Both the stock rear speakers are blown from what I can tell. One the wire harness came off and has been bouncing around slowly cutting the tinned lead going into the speaker and will be too big of a PITA to fix. So I've been looking to replace them... but it appears these things are "subs"? I like very bassy music so I'm looking to replace them with the most bassy thing I can find that will fit easily and not require an amp. Suggestions on something that will just drop in? I THINK it's a 6x9, but it's in this weird plastic cradle thing with non standard holes, and Crutchfield says to replace it with round full range speakers... so now I'm confused... Thoughts or suggestions to help clear it up for me?


----------



## MP81 (Jul 20, 2015)

The back speakers are 6x9 subs, yes. 

Putting a full range speaker in there will not work out well if you run it off the stock amp.


----------



## all_bran (Sep 14, 2018)

MP81 said:


> The back speakers are 6x9 subs, yes.
> 
> Putting a full range speaker in there will not work out well if you run it off the stock amp.

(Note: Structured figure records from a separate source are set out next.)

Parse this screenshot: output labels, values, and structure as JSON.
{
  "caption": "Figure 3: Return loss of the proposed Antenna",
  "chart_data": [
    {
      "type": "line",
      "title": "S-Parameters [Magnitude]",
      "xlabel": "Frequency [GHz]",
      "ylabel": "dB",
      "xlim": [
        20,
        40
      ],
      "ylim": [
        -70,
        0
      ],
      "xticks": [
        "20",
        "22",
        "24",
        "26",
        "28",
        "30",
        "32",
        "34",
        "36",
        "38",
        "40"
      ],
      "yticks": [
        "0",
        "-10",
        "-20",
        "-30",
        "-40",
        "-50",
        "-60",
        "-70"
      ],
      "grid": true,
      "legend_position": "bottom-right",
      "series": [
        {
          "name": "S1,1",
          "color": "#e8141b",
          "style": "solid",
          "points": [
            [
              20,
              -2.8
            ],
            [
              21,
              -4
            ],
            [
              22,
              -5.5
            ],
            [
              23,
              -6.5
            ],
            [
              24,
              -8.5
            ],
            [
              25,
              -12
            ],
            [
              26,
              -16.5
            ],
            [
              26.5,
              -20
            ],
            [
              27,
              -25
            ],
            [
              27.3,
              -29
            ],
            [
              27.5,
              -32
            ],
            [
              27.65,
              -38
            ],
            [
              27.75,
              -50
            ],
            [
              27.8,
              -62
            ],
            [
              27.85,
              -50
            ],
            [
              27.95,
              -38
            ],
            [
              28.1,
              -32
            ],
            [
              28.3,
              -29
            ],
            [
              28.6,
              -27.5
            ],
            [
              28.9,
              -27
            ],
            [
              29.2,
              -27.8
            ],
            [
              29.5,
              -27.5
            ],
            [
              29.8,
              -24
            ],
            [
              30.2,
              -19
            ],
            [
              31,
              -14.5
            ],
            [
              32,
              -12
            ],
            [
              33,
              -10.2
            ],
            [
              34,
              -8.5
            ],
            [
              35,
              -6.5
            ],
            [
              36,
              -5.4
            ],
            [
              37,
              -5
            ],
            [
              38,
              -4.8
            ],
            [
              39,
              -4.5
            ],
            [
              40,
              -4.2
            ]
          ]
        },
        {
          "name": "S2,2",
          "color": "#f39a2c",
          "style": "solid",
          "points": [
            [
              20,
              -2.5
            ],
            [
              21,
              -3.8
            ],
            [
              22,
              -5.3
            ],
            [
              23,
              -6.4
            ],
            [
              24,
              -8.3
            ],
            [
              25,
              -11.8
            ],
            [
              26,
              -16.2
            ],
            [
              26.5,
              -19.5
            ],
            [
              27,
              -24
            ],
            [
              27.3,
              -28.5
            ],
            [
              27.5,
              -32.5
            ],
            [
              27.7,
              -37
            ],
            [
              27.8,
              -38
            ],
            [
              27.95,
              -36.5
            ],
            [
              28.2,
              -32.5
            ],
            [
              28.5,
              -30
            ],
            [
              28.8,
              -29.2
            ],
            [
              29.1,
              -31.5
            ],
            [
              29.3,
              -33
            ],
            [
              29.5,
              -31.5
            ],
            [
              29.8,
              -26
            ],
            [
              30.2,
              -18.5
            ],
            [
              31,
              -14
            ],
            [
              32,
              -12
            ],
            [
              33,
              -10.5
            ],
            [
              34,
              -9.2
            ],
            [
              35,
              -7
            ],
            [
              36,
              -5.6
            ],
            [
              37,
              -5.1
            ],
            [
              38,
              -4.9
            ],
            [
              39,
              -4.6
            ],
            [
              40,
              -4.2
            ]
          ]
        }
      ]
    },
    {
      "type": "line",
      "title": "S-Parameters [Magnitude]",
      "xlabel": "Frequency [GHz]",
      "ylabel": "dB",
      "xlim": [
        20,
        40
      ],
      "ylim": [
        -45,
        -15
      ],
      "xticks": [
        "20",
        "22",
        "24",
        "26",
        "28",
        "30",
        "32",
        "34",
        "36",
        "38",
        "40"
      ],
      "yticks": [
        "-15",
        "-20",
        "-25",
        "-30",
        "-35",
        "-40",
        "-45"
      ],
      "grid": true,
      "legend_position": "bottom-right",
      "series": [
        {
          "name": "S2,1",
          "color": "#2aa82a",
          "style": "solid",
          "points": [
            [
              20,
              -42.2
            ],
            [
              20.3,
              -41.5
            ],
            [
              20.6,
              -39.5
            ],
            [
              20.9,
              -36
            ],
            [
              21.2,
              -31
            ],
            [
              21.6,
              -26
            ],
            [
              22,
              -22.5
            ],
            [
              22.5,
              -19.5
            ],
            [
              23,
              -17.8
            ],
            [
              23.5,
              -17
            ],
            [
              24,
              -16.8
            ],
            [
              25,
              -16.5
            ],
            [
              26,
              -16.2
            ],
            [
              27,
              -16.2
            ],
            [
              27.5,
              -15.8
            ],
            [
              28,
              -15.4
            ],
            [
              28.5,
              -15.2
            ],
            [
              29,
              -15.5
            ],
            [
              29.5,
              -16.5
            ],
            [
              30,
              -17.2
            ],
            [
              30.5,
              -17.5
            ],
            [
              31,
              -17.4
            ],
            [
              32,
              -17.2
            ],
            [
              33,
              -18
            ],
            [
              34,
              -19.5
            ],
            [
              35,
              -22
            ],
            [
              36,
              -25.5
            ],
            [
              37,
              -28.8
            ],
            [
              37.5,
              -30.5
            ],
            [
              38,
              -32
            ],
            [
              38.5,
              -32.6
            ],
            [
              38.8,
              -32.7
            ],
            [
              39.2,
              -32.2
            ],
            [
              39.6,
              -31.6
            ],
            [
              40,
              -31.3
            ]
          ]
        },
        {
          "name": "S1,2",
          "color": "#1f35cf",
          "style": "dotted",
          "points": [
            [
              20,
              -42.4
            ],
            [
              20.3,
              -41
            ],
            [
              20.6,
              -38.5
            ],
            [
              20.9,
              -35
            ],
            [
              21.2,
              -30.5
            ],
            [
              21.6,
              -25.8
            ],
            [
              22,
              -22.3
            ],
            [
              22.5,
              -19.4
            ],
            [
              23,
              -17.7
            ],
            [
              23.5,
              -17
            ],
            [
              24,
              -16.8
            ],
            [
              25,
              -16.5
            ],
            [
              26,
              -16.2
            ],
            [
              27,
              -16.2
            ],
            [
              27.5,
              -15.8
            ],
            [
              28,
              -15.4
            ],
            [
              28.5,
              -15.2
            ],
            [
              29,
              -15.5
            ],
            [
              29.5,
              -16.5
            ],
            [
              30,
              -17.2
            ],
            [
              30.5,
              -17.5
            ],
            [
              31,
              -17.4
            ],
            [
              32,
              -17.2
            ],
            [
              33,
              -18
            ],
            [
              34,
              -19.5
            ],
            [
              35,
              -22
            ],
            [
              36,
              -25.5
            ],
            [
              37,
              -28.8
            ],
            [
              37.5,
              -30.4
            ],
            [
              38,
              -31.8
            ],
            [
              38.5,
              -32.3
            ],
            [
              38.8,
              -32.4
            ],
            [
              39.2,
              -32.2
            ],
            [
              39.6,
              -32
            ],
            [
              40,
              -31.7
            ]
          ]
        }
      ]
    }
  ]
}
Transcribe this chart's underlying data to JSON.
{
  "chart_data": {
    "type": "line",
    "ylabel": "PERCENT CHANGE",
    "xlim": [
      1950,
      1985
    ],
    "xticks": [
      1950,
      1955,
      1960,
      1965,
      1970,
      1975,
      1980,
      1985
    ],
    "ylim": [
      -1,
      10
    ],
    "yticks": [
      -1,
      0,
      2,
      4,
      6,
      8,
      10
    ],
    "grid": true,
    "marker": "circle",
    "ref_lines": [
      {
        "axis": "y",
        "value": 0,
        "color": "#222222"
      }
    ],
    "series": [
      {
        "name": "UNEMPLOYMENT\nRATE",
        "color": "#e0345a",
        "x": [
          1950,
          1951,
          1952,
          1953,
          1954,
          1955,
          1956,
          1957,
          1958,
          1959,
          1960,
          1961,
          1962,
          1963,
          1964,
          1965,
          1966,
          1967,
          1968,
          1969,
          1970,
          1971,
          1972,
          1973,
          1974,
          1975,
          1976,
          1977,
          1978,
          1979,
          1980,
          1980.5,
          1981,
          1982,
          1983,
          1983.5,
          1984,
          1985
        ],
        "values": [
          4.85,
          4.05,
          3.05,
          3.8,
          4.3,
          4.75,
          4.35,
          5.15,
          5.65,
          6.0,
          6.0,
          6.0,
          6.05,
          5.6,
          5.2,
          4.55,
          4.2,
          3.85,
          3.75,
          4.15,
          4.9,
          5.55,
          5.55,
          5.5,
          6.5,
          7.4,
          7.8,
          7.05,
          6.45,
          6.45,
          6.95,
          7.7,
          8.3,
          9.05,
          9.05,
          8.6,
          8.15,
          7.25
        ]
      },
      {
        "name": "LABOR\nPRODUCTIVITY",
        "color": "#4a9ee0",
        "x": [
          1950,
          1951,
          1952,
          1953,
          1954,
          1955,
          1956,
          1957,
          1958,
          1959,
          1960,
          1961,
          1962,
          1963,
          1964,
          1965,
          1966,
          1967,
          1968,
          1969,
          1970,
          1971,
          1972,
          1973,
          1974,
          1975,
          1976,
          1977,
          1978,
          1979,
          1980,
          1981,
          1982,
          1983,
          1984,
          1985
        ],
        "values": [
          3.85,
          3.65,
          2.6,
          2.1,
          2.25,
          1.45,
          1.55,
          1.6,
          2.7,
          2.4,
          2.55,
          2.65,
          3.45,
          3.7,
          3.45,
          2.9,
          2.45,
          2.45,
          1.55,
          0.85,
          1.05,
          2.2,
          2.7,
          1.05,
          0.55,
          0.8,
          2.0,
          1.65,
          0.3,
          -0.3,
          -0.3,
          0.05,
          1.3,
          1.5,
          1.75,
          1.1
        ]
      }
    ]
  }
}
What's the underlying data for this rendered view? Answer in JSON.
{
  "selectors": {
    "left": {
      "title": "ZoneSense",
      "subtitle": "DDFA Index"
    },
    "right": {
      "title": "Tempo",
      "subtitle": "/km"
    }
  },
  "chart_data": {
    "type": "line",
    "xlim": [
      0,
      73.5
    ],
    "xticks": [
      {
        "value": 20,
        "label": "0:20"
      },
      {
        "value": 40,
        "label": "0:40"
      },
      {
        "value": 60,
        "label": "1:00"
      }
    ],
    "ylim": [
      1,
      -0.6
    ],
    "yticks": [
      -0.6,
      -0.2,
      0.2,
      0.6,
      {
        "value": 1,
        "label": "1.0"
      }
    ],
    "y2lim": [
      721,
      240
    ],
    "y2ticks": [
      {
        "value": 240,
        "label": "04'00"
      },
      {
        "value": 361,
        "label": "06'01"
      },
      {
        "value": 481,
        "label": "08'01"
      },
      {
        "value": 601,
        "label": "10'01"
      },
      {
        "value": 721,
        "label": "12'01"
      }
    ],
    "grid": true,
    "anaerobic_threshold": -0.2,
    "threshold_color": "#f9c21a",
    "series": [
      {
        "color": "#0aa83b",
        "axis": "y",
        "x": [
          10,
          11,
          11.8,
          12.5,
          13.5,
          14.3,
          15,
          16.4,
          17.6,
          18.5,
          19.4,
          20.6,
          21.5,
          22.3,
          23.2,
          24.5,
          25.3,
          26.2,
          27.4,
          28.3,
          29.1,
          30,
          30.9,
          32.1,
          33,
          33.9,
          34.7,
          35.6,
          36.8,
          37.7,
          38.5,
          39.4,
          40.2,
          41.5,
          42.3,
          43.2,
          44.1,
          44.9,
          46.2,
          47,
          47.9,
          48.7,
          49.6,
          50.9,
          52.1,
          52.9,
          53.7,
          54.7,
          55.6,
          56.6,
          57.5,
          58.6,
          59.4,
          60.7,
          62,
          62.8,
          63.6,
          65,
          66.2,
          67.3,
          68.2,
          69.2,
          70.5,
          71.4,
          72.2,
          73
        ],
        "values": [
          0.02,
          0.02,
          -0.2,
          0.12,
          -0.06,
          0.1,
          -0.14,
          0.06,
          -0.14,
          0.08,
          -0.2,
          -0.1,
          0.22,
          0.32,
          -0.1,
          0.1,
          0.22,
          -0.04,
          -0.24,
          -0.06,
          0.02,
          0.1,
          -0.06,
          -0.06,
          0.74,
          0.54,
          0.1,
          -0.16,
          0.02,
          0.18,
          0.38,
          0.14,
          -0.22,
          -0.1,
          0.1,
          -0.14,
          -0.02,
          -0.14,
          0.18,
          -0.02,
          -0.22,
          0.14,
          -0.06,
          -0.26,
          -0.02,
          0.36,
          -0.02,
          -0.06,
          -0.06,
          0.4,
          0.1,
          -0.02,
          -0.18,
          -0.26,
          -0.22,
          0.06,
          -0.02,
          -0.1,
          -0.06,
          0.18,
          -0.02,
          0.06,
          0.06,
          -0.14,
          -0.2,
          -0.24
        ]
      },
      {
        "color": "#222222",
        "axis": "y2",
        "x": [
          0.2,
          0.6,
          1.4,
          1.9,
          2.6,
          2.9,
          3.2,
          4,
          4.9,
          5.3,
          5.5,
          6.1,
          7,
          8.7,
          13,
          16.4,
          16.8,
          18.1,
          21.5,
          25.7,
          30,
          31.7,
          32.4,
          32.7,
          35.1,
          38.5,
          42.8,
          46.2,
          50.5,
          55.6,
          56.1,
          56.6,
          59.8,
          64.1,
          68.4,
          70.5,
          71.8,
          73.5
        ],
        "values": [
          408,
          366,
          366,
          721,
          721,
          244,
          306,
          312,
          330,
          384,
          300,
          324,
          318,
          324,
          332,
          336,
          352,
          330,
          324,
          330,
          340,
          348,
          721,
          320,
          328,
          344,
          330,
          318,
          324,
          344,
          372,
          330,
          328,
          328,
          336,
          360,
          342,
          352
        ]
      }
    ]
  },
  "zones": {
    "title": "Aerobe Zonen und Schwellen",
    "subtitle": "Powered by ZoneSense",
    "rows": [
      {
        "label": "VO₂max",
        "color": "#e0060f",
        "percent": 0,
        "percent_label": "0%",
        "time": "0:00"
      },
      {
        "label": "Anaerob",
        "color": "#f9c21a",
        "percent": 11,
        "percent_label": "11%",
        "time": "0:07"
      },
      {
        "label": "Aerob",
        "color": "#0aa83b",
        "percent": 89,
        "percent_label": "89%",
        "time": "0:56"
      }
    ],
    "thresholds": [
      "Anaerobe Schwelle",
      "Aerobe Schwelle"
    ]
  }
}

I have never heard of a 6x9 sub. Any suggestions what to replace them with? Brand? Or does it not exist after-market and I'm stuck replacing with OEM again?


----------



## MP81 (Jul 20, 2015)

The Gen 1 Cruzes with the Pioneer system have them. Starting to be pretty widely used in the industry instead of putting in an actual, dedicated subwoofer.

The Tang Bands are a popular upgrade, but I believe you'd want to amp those.

The stock ones really shouldn't have blown, unless the bass setting was put to max or near max, which isn't correct, and then the volume turned well past where it should be...


----------



## WillL84 (Aug 5, 2019)

Yea I'm looking to upgrade the speakers in my '17 hatch soon. It's got the 9-speaker Bose but the "sub" is kinda lacking. It seems to work OK at lower volumes but when I turn it up it seems the sub either doesn't change or actually gets a little quieter. Then I get distortion from the speakers.

Going to pull the amp and one of the 10" Audiobahn's out of my old truck and get an enclosure and replace the factory sub with that and see how it goes from there.


----------



## MP81 (Jul 20, 2015)

The hatch's "sub" is...pretty tiny. I think it's like a 5.25" or something. Thick foam for plenty of excursion, but I mean, you're limited by surface area, so...


----------